Tuesday, June 21, 2016

Phoenix (part 2 of 3)

We packed ourselves into the Blob, the giant sphere the size of a small moon that contained the miles of machinery necessary to teleport to unknown places without a landing pad. It wasn’t called the Blob officially, of course. It was the USS Bold Venture. But Verzosa was dyslexic, and the first time he tried to read the name he rechristened it the Blob Venture. The name fit so well that even the instructors used it. The orb-shaped craft was huge, bulky and ungainly, built solely for space where aerodynamics isn’t a factor.
Our mission was to go past the edge of the map and make new ones, leaving behind dozens of 'bots, to build communication devices and teleportation pads. Every month we were to jump back into range to send a report. We weren't even out that long. I wonder what they thought on earth, how we disappeared before making our first report. They must have thought we were swallowed by the blackness of space suddenly, and without a single sound.
We had parked the Blob in the orbit of a likely-looking planet, and prepared to land. We shouldn't have all gone, but we were too excited to be held back. Captain Jeppson was the oldest of us and had actually been in the Air Force before our mission. He had agreed before we left Earth that the first planet likely to support human life we could all explore together. None of us could be held back at that moment.
So we all piled into the shuttle, and joked to cover up our nerves as we shook our way through our first successful atmospheric entry, the thick safety harnesses the only thing keeping us in our jostling seats. And we made it through the atmosphere. We were coasting down. We were ready to see what the universe had to offer.
I'll never forget the scream of metal as one of the engines collapsed and suddenly the entire control panel lit up like the 4th of July, all the alarms overlapping in a jangled cacophony. I shot out of my seat and lurched toward the engine room, the shuttle rolling wildly beneath me. I think Captain Jeppson screamed at me to stay put, but I didn't hear any words. By the time I had wrestled opened the hatch of the engine room, I was walking on the wall.
The engine room was crowded mass of metal designed to do everything automatically from a control panel, never meant to have more than two people in it at a time. I had only just reached the seized engine when the shuttle crashed and everything around me exploded into flying metal and wires. One of the loose wires, spelling death in its sparks brushed across the broken engine casing. The shock sent me flying through the crowded space. I crashed into the condenser; smashing my right hip and breaking my arm and cheekbone, too winded even to scream. I fell to the narrow catwalk that passed for the floor, smashing my knee and ankle on my useless leg and spraining both wrists. The condenser fell toward me and stopped six inches above my head, held up by a line of pumps.
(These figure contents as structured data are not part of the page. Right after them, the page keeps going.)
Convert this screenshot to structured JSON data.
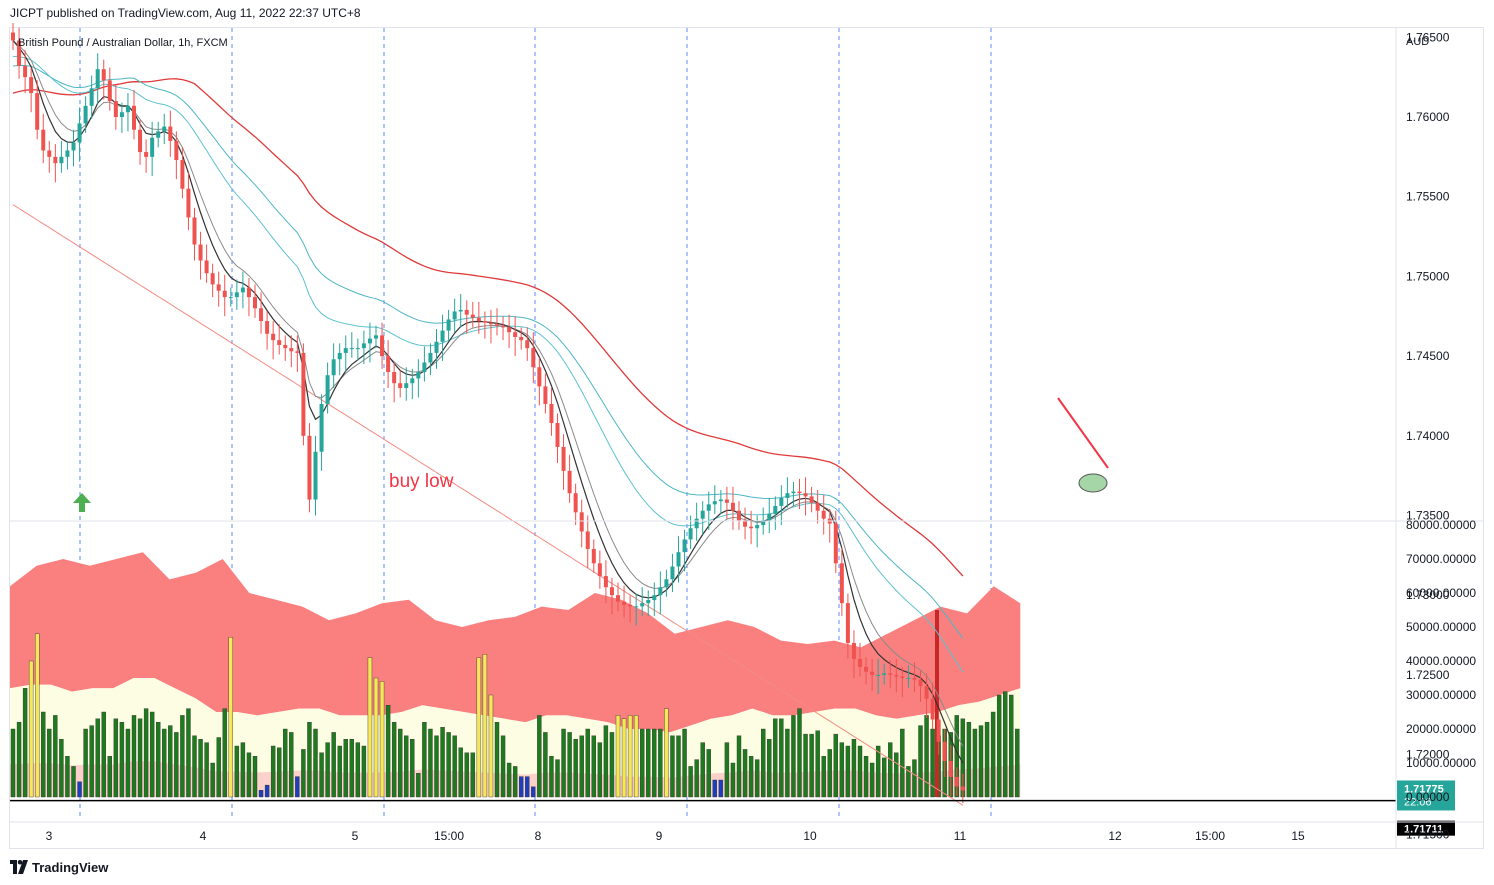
{
  "header": {
    "published": "JICPT published on TradingView.com, Aug 11, 2022 22:37 UTC+8"
  },
  "footer": {
    "brand": "TradingView"
  },
  "colors": {
    "up": "#26a69a",
    "down": "#ef5350",
    "ema_red": "#e03a3a",
    "ema_light": "#f28b82",
    "ema_teal": "#4db6c4",
    "sma_gray": "#8a8a8a",
    "sma_black": "#333333",
    "vol_green": "#1e7a1e",
    "vol_yellow": "#f5e65a",
    "vol_blue": "#1a3fbf",
    "vol_red": "#c62828",
    "band_red": "#fa8080",
    "band_cream": "#fdfde3",
    "band_pink": "#fbc6c6",
    "annotation": "#f23645",
    "arrow": "#4caf50",
    "ellipse": "#a5d6a7"
  },
  "chart_data": [
    {
      "type": "candlestick",
      "title": "British Pound / Australian Dollar, 1h, FXCM",
      "currency": "AUD",
      "y_ticks": [
        "1.76500",
        "1.76000",
        "1.75500",
        "1.75000",
        "1.74500",
        "1.74000",
        "1.73500",
        "1.73000",
        "1.72500",
        "1.72000",
        "1.71500",
        "1.71000"
      ],
      "ylim": [
        1.709,
        1.7705
      ],
      "x_ticks": [
        "3",
        "4",
        "5",
        "15:00",
        "8",
        "9",
        "10",
        "11",
        "12",
        "15:00",
        "15"
      ],
      "last_price": "1.71775",
      "countdown": "22:06",
      "horizontal_line": "1.71711",
      "annotation": "buy low",
      "grid": false,
      "closes": [
        1.7648,
        1.7632,
        1.7625,
        1.7615,
        1.7592,
        1.7579,
        1.7575,
        1.7571,
        1.7575,
        1.7579,
        1.7584,
        1.7596,
        1.7607,
        1.7618,
        1.763,
        1.7623,
        1.761,
        1.76,
        1.7603,
        1.7607,
        1.7592,
        1.7578,
        1.7575,
        1.7587,
        1.7591,
        1.7594,
        1.7585,
        1.7573,
        1.7555,
        1.7537,
        1.752,
        1.751,
        1.7502,
        1.7495,
        1.7491,
        1.7487,
        1.7487,
        1.749,
        1.7493,
        1.7487,
        1.748,
        1.7472,
        1.7464,
        1.746,
        1.7457,
        1.7455,
        1.7453,
        1.7452,
        1.74,
        1.736,
        1.739,
        1.742,
        1.7438,
        1.7448,
        1.7452,
        1.7455,
        1.7455,
        1.7455,
        1.7458,
        1.7461,
        1.7463,
        1.745,
        1.744,
        1.7433,
        1.743,
        1.7433,
        1.7436,
        1.744,
        1.7446,
        1.7452,
        1.7459,
        1.7466,
        1.7473,
        1.7478,
        1.7479,
        1.7476,
        1.7474,
        1.7472,
        1.7471,
        1.747,
        1.7469,
        1.7468,
        1.7465,
        1.7462,
        1.746,
        1.7455,
        1.7443,
        1.7431,
        1.742,
        1.7408,
        1.7393,
        1.7378,
        1.7364,
        1.7352,
        1.734,
        1.7329,
        1.732,
        1.7312,
        1.7305,
        1.73,
        1.7296,
        1.7294,
        1.7293,
        1.7293,
        1.7295,
        1.7297,
        1.73,
        1.7305,
        1.731,
        1.7318,
        1.7327,
        1.7335,
        1.7342,
        1.7348,
        1.7353,
        1.7357,
        1.7359,
        1.736,
        1.7358,
        1.7353,
        1.7347,
        1.7343,
        1.7342,
        1.7344,
        1.7347,
        1.7351,
        1.7356,
        1.7361,
        1.7364,
        1.7365,
        1.7364,
        1.7362,
        1.7358,
        1.7353,
        1.7348,
        1.7345,
        1.732,
        1.7295,
        1.727,
        1.726,
        1.7255,
        1.7252,
        1.725,
        1.725,
        1.7251,
        1.725,
        1.7249,
        1.7248,
        1.7248,
        1.7247,
        1.7243,
        1.7235,
        1.7222,
        1.7208,
        1.7196,
        1.7186,
        1.718,
        1.71775
      ]
    },
    {
      "type": "bar",
      "name": "volume",
      "y_ticks": [
        "80000.00000",
        "70000.00000",
        "60000.00000",
        "50000.00000",
        "40000.00000",
        "30000.00000",
        "20000.00000",
        "10000.00000",
        "0.00000"
      ],
      "ylim": [
        0,
        80000
      ],
      "volumes": [
        20000,
        22000,
        32000,
        40000,
        48000,
        25000,
        20000,
        24000,
        17000,
        12000,
        9000,
        4500,
        20000,
        21000,
        23000,
        25000,
        12000,
        23000,
        22000,
        20000,
        24000,
        23000,
        26000,
        25000,
        22000,
        20000,
        21000,
        19000,
        24000,
        26000,
        18000,
        17000,
        16000,
        10000,
        17500,
        26000,
        47000,
        15000,
        16000,
        13000,
        12000,
        2000,
        3500,
        15000,
        14500,
        20000,
        19000,
        6000,
        14000,
        22000,
        20000,
        13000,
        16000,
        19000,
        15000,
        17000,
        17000,
        16000,
        15000,
        41000,
        35000,
        34000,
        27000,
        22000,
        20000,
        18000,
        17000,
        7000,
        22000,
        20000,
        18000,
        20500,
        19000,
        18000,
        14500,
        13000,
        13000,
        41000,
        42000,
        30000,
        22000,
        18000,
        10000,
        9000,
        6000,
        6000,
        3000,
        24000,
        19000,
        12000,
        11000,
        20000,
        19000,
        17000,
        18000,
        20000,
        18000,
        16000,
        21000,
        19000,
        24000,
        23000,
        24000,
        24000,
        20000,
        20000,
        20000,
        20000,
        26000,
        18000,
        18000,
        20000,
        9000,
        11000,
        16000,
        14000,
        5000,
        5000,
        16000,
        10000,
        18000,
        14000,
        12000,
        11000,
        20000,
        17000,
        23000,
        23000,
        20000,
        24000,
        26000,
        18500,
        18500,
        19500,
        12000,
        14000,
        18500,
        16000,
        15000,
        17000,
        15000,
        12000,
        10000,
        15000,
        11500,
        16000,
        13000,
        20000,
        9000,
        11000,
        21000,
        24000,
        20000,
        18000,
        20000,
        19000,
        24000,
        23000,
        22000,
        20000,
        21000,
        22000,
        25000,
        30000,
        31000,
        30000,
        20000
      ],
      "band_upper": [
        62000,
        68000,
        70000,
        68000,
        70000,
        72000,
        64000,
        66000,
        70000,
        60000,
        58000,
        56000,
        52000,
        54000,
        57000,
        58000,
        52000,
        50000,
        52000,
        53000,
        56000,
        55000,
        60000,
        58000,
        54000,
        48000,
        50000,
        52000,
        50000,
        46000,
        45000,
        46000,
        44000,
        48000,
        52000,
        56000,
        54000,
        62000,
        57000
      ],
      "band_lower": [
        32000,
        33000,
        33000,
        31000,
        32000,
        32000,
        35000,
        35000,
        32000,
        29000,
        25000,
        25000,
        24000,
        25000,
        26000,
        26000,
        24000,
        24000,
        24000,
        25000,
        27000,
        26000,
        25000,
        24000,
        23000,
        22000,
        24000,
        24000,
        23000,
        22000,
        20000,
        20000,
        19000,
        21000,
        23000,
        24000,
        26000,
        24000,
        24000,
        25000,
        26000,
        26000,
        24000,
        23000,
        24000,
        25000,
        27000,
        28000,
        30000,
        32000
      ]
    }
  ]
}
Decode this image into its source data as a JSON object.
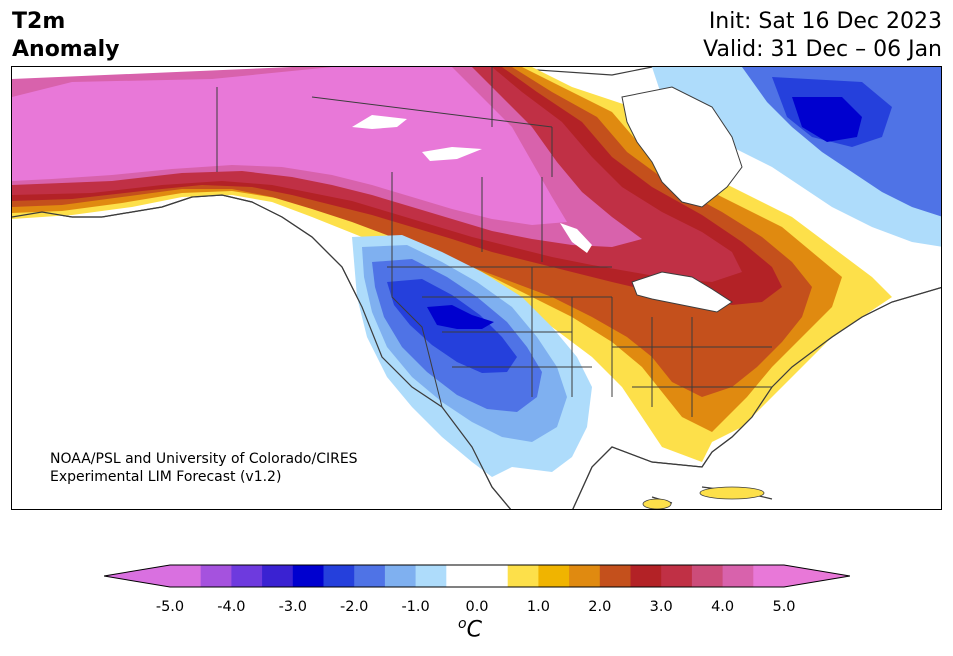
{
  "header": {
    "variable": "T2m",
    "subtitle": "Anomaly",
    "init": "Init: Sat 16 Dec 2023",
    "valid": "Valid: 31 Dec – 06 Jan"
  },
  "credit": {
    "line1": "NOAA/PSL and University of Colorado/CIRES",
    "line2": "Experimental LIM Forecast (v1.2)"
  },
  "colorbar": {
    "ticks": [
      "-5.0",
      "-4.0",
      "-3.0",
      "-2.0",
      "-1.0",
      "0.0",
      "1.0",
      "2.0",
      "3.0",
      "4.0",
      "5.0"
    ],
    "unit_sup": "o",
    "unit": "C",
    "colors": [
      "#d970e0",
      "#a552de",
      "#6e3ade",
      "#3a22d2",
      "#0000cf",
      "#2540dc",
      "#4f73e6",
      "#7fb0f0",
      "#aedcfb",
      "#ffffff",
      "#ffffff",
      "#fde04a",
      "#f0b400",
      "#e08a10",
      "#c4501c",
      "#b32226",
      "#c03045",
      "#cc4c7a",
      "#d862ac",
      "#e878d8"
    ],
    "min_color": "#d970e0",
    "max_color": "#e878d8"
  },
  "map": {
    "land": "#ffffff",
    "outline": "#3c3c3c",
    "regions": [
      {
        "name": "alaska-canada-warm",
        "anomaly": 5.0
      },
      {
        "name": "northern-plains-warm",
        "anomaly": 4.0
      },
      {
        "name": "great-lakes-warm",
        "anomaly": 3.0
      },
      {
        "name": "southeast-warm",
        "anomaly": 2.0
      },
      {
        "name": "gulf-coast-warm",
        "anomaly": 1.0
      },
      {
        "name": "intermountain-west-cold",
        "anomaly": -3.0
      },
      {
        "name": "labrador-cold",
        "anomaly": -3.0
      },
      {
        "name": "baffin-cold",
        "anomaly": -1.0
      }
    ]
  }
}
I think that's when the shuttle stopped moving, but I couldn't tell for certain because my head was spinning like I was caught in an enormous gyroscope. I tried to get to my hands and knees, but my wrists gave out in a fire of agony and I collapsed. I managed to turn my head in time to throw up before blackness swooped in from the corners of my vision and overwhelmed me.
Time happened, slipping all around me in my unconscious state. When I came to, I was lying on the ground thirty feet outside the wreck. People had come to pull me from the wreckage and had patched me up. Someone saw that I was awake and forced a horrible spicy drink into me while others carried the bodies out one at a time and laid them in a neat line.
That’s when I felt time freeze, when I saw them lying there. People I'd worked and lived with for three years, people I had competed with fiercely and worked together to learn real teamwork. My second overcrowded, mismatched family. And they were gone. I never got to see their faces, never got to see anything more than their outlines in the dimming light as evening came. I was too far away, and by the time I managed to sit up, they were already being wrapped in great long lengths of suffocating cloth.